A paulista voltou à Praia Grande por alguns dias, mas na quarta-feira (10) já vai embarcar novamente para os Estados Unidos. Nos dias 13 e 14, disputará o Super Crown, etapa final da SLS, em Jacksonville. A competição equivale a um campeonato mundial da modalidade street.
É a retomada de uma caminhada que pode levá-la a alcançar os objetivos profissionais que ainda busca. Gabi deseja ter um shape comercializado com seu nome (chamado de promodel) e, se tudo der certo, se classificar aos Jogos de Paris-2024.
Seria a realização do sonho olímpico para a menina que começou no esporte na ginástica artística e por volta dos 12 anos, quando uma pista de skate foi construída perto de sua casa, pensou que poderia ser mais feliz ali do que no ginásio.
“Minha mãe perguntou se era isso mesmo que eu queria, porque ‘o skate não é valorizado, é um esporte marginalizado, de vagabundo’. Disse ‘é isso que eu quero, vou andar de skate e ver no que dá’. Um ano depois disso fui campeã brasileira e vi que era boa mesmo. Comecei a ter bons resultados, e minha mãe foi vendo que era legal e me apoiando mais”, relembra.
As metas de Gabi no skate continuam incentivadas pela família. Ela conta que o pai de Liz, o educador físico Luan Rodrigues, foi o primeiro a querer ver a atleta na pista logo que a médica a liberou. A skatista, que chegou a pensar que não voltaria ao esporte, agora se sente fortalecida no equilíbrio entre vida pessoal e profissional.
“Eu pensava que seria mais difícil do que está sendo. [A Liz] veio para me fortalecer, pensar mais na minha família do que apenas na carreira. Agora tenho que cuidar de uma vida que depende de mim e vou fazer de tudo para que ela fique bem e que eu me sinta bem. Por isso voltei a andar de skate. Quero deixar ela feliz e com orgulho de mim quando crescer e entender tudo o que aconteceu”, reflete.
Ficar seis dias longe da filha pela primeira vez -com direito a um cancelamento de voo que adiou o retorno ao Brasil em um dia- não foi fácil, mas Gabi também teve recompensas inesperadas em Lake Havasu. “Eu senti que as pessoas me acolheram mais e eu me senti mais feliz. Não sei se é porque não me cobrei tanto, tentei relaxar o máximo possível, mas senti que as pessoas ao redor foram muito receptivas.”
Entre os que fizeram questão de cumprimentá-la estavam skatistas consagrados, como Paul Rodriguez e Manny Santiago. “Não pensava que iria receber um abraço por ser uma pessoa forte e voltar a andar de skate do jeito que estou andando agora. Não parece que eu parei de andar, foi o que eles me disseram. Isso me inspira.”

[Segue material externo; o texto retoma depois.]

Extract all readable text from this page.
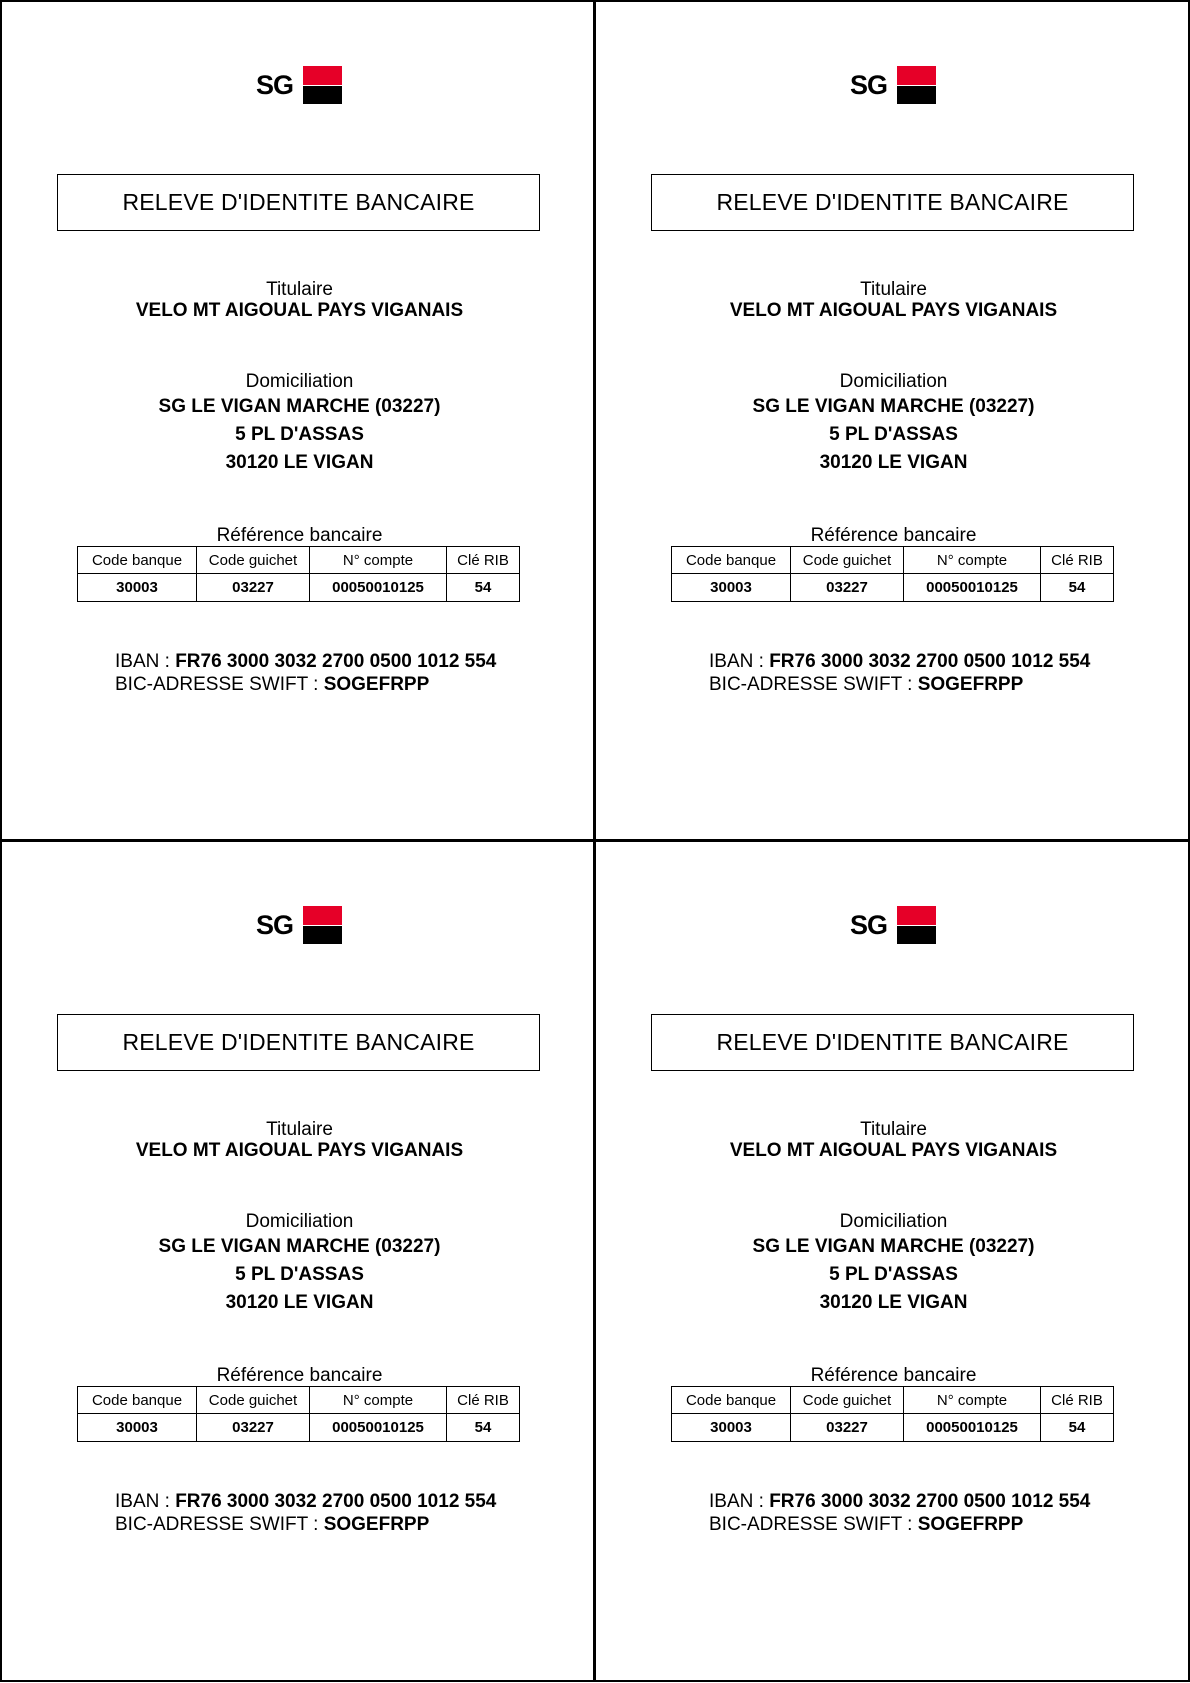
SG
RELEVE D'IDENTITE BANCAIRE
Titulaire
VELO MT AIGOUAL PAYS VIGANAIS
Domiciliation
SG LE VIGAN MARCHE (03227)
5 PL D'ASSAS
30120 LE VIGAN
Référence bancaire
Code banque	Code guichet	N° compte	Clé RIB
30003	03227	00050010125	54
IBAN : FR76 3000 3032 2700 0500 1012 554
BIC-ADRESSE SWIFT : SOGEFRPP
SG
RELEVE D'IDENTITE BANCAIRE
Titulaire
VELO MT AIGOUAL PAYS VIGANAIS
Domiciliation
SG LE VIGAN MARCHE (03227)
5 PL D'ASSAS
30120 LE VIGAN
Référence bancaire
Code banque	Code guichet	N° compte	Clé RIB
30003	03227	00050010125	54
IBAN : FR76 3000 3032 2700 0500 1012 554
BIC-ADRESSE SWIFT : SOGEFRPP
SG
RELEVE D'IDENTITE BANCAIRE
Titulaire
VELO MT AIGOUAL PAYS VIGANAIS
Domiciliation
SG LE VIGAN MARCHE (03227)
5 PL D'ASSAS
30120 LE VIGAN
Référence bancaire
Code banque	Code guichet	N° compte	Clé RIB
30003	03227	00050010125	54
IBAN : FR76 3000 3032 2700 0500 1012 554
BIC-ADRESSE SWIFT : SOGEFRPP
SG
RELEVE D'IDENTITE BANCAIRE
Titulaire
VELO MT AIGOUAL PAYS VIGANAIS
Domiciliation
SG LE VIGAN MARCHE (03227)
5 PL D'ASSAS
30120 LE VIGAN
Référence bancaire
Code banque	Code guichet	N° compte	Clé RIB
30003	03227	00050010125	54
IBAN : FR76 3000 3032 2700 0500 1012 554
BIC-ADRESSE SWIFT : SOGEFRPP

A brasileira ainda tenta entender que agora ela também pode inspirar mulheres no esporte. Durante a transmissão da etapa da SLS no SporTV, a comentarista Karen Jonz comentou sua experiência pessoal, quando foi abandonada por um patrocinador após engravidar, e comemorou o retorno em grande estilo de Gabi.
“A Karen falou que pode até ser que eu não entenda a inspiração que posso ser para pessoas que querem ter filhos, e eu ainda não entendo. Mas pode ser que eu seja uma grande inspiração para várias meninas e mulheres. Eu acho isso muito louco, então continuem acompanhando aí”, finaliza entre risos.